Urban girls of color are "hit with a double whammy," says Neena Chaudhry of the National Women's Law Center. Often their communities have less access to open spaces and they face competition for scarce resources at school. Theoretically, Title IX should solve this problem, but unlike in colleges and universities, high schools are not required to report gender breakdowns by sport, resources, and funding. A study by the National Women's Law Center suggested that few urban female athletes were using Title IX to demand equal treatment.
There's a push now to require high schools to report statistics like colleges and universities do to make sure that the schools are complying to Title IX. Last month Senator Olympia Snowe reintroduced a 2004 bill to the Senate called the High School Sports Information Collection Act, which would require high schools to report the gender of student athletes and the financing of sports teams.
Advocates say that enacting Title IX compliance laws would increase sports opportunities for girls and boys across the country. While city officials hope to increase girls' participation in sports especially, the new double-dutch teams in New York are coed. The video below from the annual double dutch tournament held at the Apollo Theater in New York shows the incredible amount of athleticism that competitive double-dutch requires. Since countless studies have shown that student athletes perform better in school and have higher self-esteem, clearly girls across the country would benefit from similar programs.
I think that this is a great move and that schools should branch out to meet the athletic and the activity interests of teens in order to encourage life long love of movement. If you follow the link above, you can watch a short clip of the International Double Dutch competition held at the Apollo Theater in NYC last year--it gets really good at the 1:20 mark. The international competition is a mixed-gender group, which I think sports like Double Dutch (as with Cheerleading now) show that mix gender groups can and do work.I think that offering more and more varied sports to urban girls is crucial, but I also think that the issues surrounding participating need to be addressed as well.

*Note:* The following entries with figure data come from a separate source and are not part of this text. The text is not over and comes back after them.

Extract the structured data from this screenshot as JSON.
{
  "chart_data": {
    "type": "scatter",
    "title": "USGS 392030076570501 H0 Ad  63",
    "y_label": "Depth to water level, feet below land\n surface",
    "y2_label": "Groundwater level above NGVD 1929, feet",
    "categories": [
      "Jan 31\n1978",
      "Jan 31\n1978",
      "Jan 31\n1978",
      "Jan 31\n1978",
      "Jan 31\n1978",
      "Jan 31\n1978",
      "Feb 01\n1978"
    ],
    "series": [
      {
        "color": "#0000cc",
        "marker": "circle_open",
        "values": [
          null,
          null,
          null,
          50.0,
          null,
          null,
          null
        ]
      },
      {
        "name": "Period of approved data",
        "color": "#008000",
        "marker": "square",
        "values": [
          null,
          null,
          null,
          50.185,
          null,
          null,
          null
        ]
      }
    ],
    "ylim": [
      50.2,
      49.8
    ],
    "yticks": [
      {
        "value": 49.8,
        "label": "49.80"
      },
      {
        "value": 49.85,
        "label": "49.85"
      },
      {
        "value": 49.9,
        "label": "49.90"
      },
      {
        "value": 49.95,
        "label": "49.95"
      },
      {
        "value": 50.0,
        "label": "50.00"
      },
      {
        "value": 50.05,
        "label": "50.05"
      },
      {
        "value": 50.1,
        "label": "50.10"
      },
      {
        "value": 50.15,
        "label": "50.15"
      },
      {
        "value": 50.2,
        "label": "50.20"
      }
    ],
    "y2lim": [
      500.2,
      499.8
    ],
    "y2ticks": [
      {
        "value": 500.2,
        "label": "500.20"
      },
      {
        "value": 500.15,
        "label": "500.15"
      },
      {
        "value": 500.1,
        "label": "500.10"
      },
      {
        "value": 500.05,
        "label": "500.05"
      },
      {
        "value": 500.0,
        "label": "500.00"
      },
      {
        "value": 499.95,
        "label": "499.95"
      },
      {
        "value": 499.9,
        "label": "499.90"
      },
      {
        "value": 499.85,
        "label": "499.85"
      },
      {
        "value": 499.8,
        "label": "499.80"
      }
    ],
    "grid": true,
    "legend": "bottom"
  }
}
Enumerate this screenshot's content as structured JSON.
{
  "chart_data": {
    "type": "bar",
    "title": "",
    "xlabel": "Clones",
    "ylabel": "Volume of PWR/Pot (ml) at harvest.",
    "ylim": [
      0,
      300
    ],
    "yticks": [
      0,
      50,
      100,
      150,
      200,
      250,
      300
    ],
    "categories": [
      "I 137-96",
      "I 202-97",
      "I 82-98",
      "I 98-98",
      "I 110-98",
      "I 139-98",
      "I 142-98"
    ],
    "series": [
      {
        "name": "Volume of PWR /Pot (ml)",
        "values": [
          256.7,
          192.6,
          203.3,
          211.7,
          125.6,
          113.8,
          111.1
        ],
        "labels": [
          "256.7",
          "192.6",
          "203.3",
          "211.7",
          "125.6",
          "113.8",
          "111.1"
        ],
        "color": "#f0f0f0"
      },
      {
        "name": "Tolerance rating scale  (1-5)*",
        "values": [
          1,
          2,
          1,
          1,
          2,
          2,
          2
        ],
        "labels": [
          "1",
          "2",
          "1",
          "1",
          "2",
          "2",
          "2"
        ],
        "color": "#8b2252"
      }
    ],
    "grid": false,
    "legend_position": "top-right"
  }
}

For example, if a girl is expected to care for younger siblings after school how could she be included in programs such as these? Sometimes, girls have additional duties like cooking, cleaning, and caring for younger siblings that parents don't put on their sons--this was certainly the case in my mother's life. We have to work to under cover their barriers in order to help adolescent girls flourish. Though I do think that a little Double Dutch might just be one brick on the path to greater encouragement of young female athleticism.